Regardless of what their organization's leadership may enjoin, these religious fanatics will treat any locals they regard as religiously "lax" with severity. They cannot do otherwise without becoming "impure" themselves. It is useful to remind ourselves where the word "Puritan" comes from.

However, a failure of the al-Qaida model, while welcome, does not imply any weakening of the impulse toward Fourth Generation war. On the contrary, it represents its evolution.
Fourth Generation war is something new in the post-Westphalian world -- the world that is emerging following the decline of the state system that has dominated the world, and especially Europe, since the Treaty of Westphalia in 1648 ended the Thirty Years War in Germany.

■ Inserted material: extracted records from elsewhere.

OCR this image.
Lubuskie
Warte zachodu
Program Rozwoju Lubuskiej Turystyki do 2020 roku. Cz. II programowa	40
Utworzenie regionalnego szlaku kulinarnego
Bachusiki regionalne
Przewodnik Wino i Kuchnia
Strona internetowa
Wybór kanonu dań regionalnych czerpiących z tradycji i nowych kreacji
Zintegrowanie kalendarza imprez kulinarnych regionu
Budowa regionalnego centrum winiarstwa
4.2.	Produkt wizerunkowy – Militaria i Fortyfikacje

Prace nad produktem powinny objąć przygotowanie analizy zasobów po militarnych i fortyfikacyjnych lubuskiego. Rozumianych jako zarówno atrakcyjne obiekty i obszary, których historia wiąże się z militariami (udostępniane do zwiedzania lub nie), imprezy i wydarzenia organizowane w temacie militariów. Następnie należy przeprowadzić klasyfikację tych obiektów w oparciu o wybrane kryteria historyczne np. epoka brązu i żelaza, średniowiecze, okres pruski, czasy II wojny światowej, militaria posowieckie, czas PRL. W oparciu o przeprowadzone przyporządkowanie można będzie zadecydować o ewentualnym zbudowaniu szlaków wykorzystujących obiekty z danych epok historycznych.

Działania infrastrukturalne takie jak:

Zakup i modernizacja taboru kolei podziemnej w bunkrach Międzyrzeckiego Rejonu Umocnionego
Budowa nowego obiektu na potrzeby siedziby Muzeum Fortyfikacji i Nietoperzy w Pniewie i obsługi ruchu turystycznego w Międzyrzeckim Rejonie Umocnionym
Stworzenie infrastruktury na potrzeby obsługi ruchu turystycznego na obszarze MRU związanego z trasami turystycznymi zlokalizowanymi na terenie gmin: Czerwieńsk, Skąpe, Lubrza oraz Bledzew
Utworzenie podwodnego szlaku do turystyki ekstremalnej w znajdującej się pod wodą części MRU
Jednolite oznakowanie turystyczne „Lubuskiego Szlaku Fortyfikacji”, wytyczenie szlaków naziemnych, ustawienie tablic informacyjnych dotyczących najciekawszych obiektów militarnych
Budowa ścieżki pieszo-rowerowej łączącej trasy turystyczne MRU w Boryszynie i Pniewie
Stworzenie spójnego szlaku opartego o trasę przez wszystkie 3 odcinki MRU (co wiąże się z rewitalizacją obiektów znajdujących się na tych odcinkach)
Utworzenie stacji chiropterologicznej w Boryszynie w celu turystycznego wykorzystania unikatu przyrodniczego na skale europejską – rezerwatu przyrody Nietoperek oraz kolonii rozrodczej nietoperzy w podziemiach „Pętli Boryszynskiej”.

Fourth Generation war is now likely to go through many cycles of innovation, failure, learning and adaptation as it evolves. I expect that evolution to play out over the course of the 21st century and beyond.

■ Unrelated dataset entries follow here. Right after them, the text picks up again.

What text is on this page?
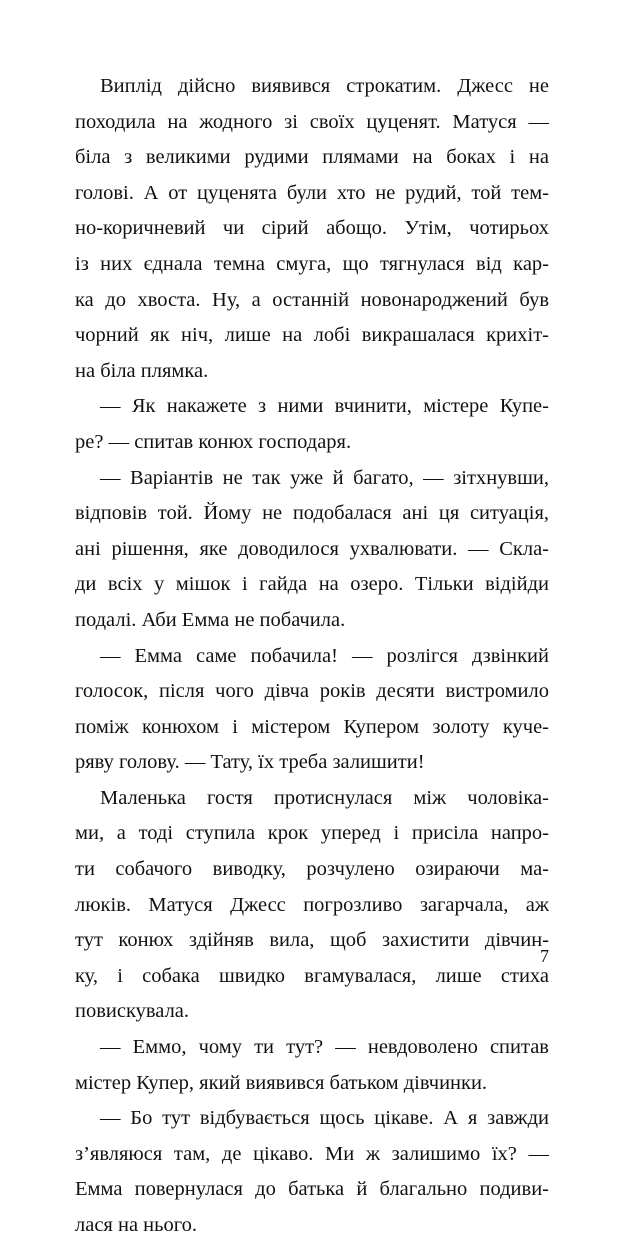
Виплід дійсно виявився строкатим. Джесс не
походила на жодного зі своїх цуценят. Матуся —
біла з великими рудими плямами на боках і на
голові. А от цуценята були хто не рудий, той тем-
но-коричневий чи сірий абощо. Утім, чотирьох
із них єднала темна смуга, що тягнулася від кар-
ка до хвоста. Ну, а останній новонароджений був
чорний як ніч, лише на лобі викрашалася крихіт-
на біла плямка.
— Як накажете з ними вчинити, містере Купе-
ре? — спитав конюх господаря.
— Варіантів не так уже й багато, — зітхнувши,
відповів той. Йому не подобалася ані ця ситуація,
ані рішення, яке доводилося ухвалювати. — Скла-
ди всіх у мішок і гайда на озеро. Тільки відійди
подалі. Аби Емма не побачила.
— Емма саме побачила! — розлігся дзвінкий
голосок, після чого дівча років десяти вистромило
поміж конюхом і містером Купером золоту куче-
ряву голову. — Тату, їх треба залишити!
Маленька гостя протиснулася між чоловіка-
ми, а тоді ступила крок уперед і присіла напро-
ти собачого виводку, розчулено озираючи ма-
люків. Матуся Джесс погрозливо загарчала, аж
тут конюх здійняв вила, щоб захистити дівчин-
ку, і собака швидко вгамувалася, лише стиха
повискувала.
— Еммо, чому ти тут? — невдоволено спитав
містер Купер, який виявився батьком дівчинки.
— Бо тут відбувається щось цікаве. А я завжди
з’являюся там, де цікаво. Ми ж залишимо їх? —
Емма повернулася до батька й благально подиви-
лася на нього.
7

What does the prospective failure of the al-Qaida model mean for other current models of Fourth Generation war?

The Taliban model would seem to share al-Qaida's DNA. When they were in power in Afghanistan, the Taliban also imposed a Puritanism that overrode local cultural norms and thereby alienated much of the population. However, the Taliban also left power with several assets on its balance sheet, assets it continues to draw on. It represented Pashtun dominance of Afghanistan, something all Pashtuns regard as natural and necessary. By contrast, the origins of the current Karzai regime in the Afghan capital, Kabul, headed by U.S.-supported Afghan President Hamid Karzai, are Uzbek and Tajik.

Like a state, the Taliban regime brought order to Afghanistan. It reduced corruption, now out of control, to locally acceptable levels. And while actually a creation of Pakistan's Inter-Service Intelligence agency, the Taliban successfully presented themselves as something home-grown, which the Karzai government will never be able to do because it is so obviously dependent on massive NATO and allied NATO support.

In terms of the all-important quality of legitimacy, Robespierre -- the nationalist firebrand leader in the French Revolution -- always trumps Vichy -- the puppet government led by Marshal Philippe Petain that Nazi Germany imposed on the initially unoccupied half of France after its victory in 1940.

Beyond Afghanistan, the Fourth Generation future belongs neither to al-Qaida nor to the Taliban but to two more sophisticated models, Hezbollah and the Latin American drug gangs. Both can fight, but fighting is not primarily what they are about. Rather, both are about benefiting their members with money, services, community, identity and -- strange as it may sound -- what passes locally for good government. Even the drug gangs' governance is often less corrupt than that of The Local state.

Both of these 4GW models can fall into the fatal error of alienating the local population, but the tendency is not inherent. While Hezbollah is religiously defined, it seems to appeal well beyond the Puritans, which means it can give orders Puritans will not obey. The drug gangs' principal faith is in making money, and few faiths are more broadly latitudinarian.

Andrew Phillips adds to his analysis the prudent warning that "Al-Qaida may have lost Iraq, but this in no way implies that America and its allies have won." In Iraq as elsewhere, the fading of the al-Qaida model is being balanced not by the rise of a new state but by the adoption of other models of 4GW. So far, as best I can determine, no foreign intervention in a Fourth Generation conflict has succeeded in re-creating a real state (you can add Ethiopia and Somalia to the long list of failures).

Do intervening foreign forces, like al-Qaida, have DNA that preordains failure? The answer, while not final, seems to be pointing toward the affirmative.
(William S. Lind, expressing his own personal opinion, is director of the Center for Cultural Conservatism at the Free Congress Foundation.)